TAMPA, Fla. (WFLA) — President Joe Biden wants to switch the classic, gasoline or diesel-fueled yellow school bus for electric and has promised $5.5 billion over five years to do it, but a timeline of when those buses will actually hit the road is at this point anyone’s guess.
As an effort to move communities closer toward clean energy and anti-pollution, the Biden administration announced the multibillion dollar initiative to trade diesel for electric.
The funding amount was announced on March 5. The announcement came accompanied by a proposed rule change from the U.S. Environmental Protection Agency to reduce “harmful nitrogen oxides emissions” by heavy-duty vehicles and create stricter greenhouse gas emission standards.
The World Resources Institute reports there are about half a million school buses currently in use in the United States.
If all buses are replaced, Florida would be getting close to 18,000 new school buses.
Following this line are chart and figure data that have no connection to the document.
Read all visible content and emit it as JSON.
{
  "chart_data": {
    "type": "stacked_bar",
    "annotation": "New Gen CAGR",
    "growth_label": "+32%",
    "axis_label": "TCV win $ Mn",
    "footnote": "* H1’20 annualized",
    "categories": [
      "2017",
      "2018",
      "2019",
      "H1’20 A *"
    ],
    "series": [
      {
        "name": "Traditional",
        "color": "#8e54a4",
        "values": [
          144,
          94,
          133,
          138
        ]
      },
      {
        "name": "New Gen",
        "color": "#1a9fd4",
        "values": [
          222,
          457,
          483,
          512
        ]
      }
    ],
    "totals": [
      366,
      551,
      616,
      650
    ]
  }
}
According to the Florida Department of Education, there were 17,896 buses in use in 2020. Of those, 17,001 run on diesel fuel, with 44 on gasoline, 154 on compressed natural gas and 697 on liquid propane.
The state of Florida did not have any school buses that run on electricity, according to the 2019-2020 profile of Florida’s school districts from FLDOE. There are 13,834 buses in daily use, according to the report. Collectively, they traveled 211,051,805 miles in the 2019-2020 fiscal year, transporting 2.84 million students.
According to WRI, Florida has “151 new committed ESBs” as of December 2021. Their report on the bus fleets showed they were committed to Broward, Miami-Dade, Palm Beach, Manatee, Pinellas, and Sarasota counties.
Costs are a main concern for the upgrade. The CSB program literature said it would cover up to 100% of the cost for school districts to make the switch.
That price tag is heavy, even split up over five years.
“The current sticker price of a new electric bus is about $750,000. A comparable new diesel vehicle costs $480,000 and a compressed natural gas (CNG) bus $490,000, while a Fuel Cell Bus (FCB) costs over $1,000,000,” according to the Sierra Club. “Transitioning to electric technology can also be accomplished through repowering existing diesel vehicles with all-electric components, a process that costs around $500,000.”
Based on the prices reported by Sierra Club, for Florida to only replace the buses currently in use, costs could ring in at $10,375,500,000 for full replacement, purchasing all buses brand new.
To replace the components for diesel and compressed natural gas instead, for all of the buses, the cost would come at a potential $6,917,000,000. Both versions of replacement to reach the green energy goal for school buses set by the White House would be more than the $5.5 billion set to be split across the whole of the U.S., assuming none of the school districts or states provide any funding on their own.
However, the same Sierra Club report said costs for electric buses are expected to decrease by 2025, dropping to $480,000 per bus. Paired with the reduced cost of fuel as a result of switching to electric, it is possible that a full swap to electric buses could save school districts and taxpayers in the long-term.
“This proposed rule would ensure heavy-duty vehicles and engines are as clean as possible while helping jump-start the transition to zero-emission vehicles in the heavy-duty fleet,” according to the White House. “When fully implemented, this rule will save roughly 2,000 lives annually, eliminate 18,000 cases of childhood asthma, and lead to 1.1 million fewer missed days of school.”
Plans to upgrade the nation’s school fleets were initially announced in the summer of 2021. As intended, all school buses in the U.S. would switch to either zero emission or clean school buses. The EPA would steward the effort through its Clean School Bus program.
According to the agency, “EPA’s new Clean School Bus Program provides five billion dollars over five years (2022-2026) to replace existing school buses with clean and zero-emission models.” At $250 million per year in the five-year program, President Joe Biden’s bus modernization plan would change half of America’s buses to fully electric, and the other half to buses with lower emissions levels, called “clean.”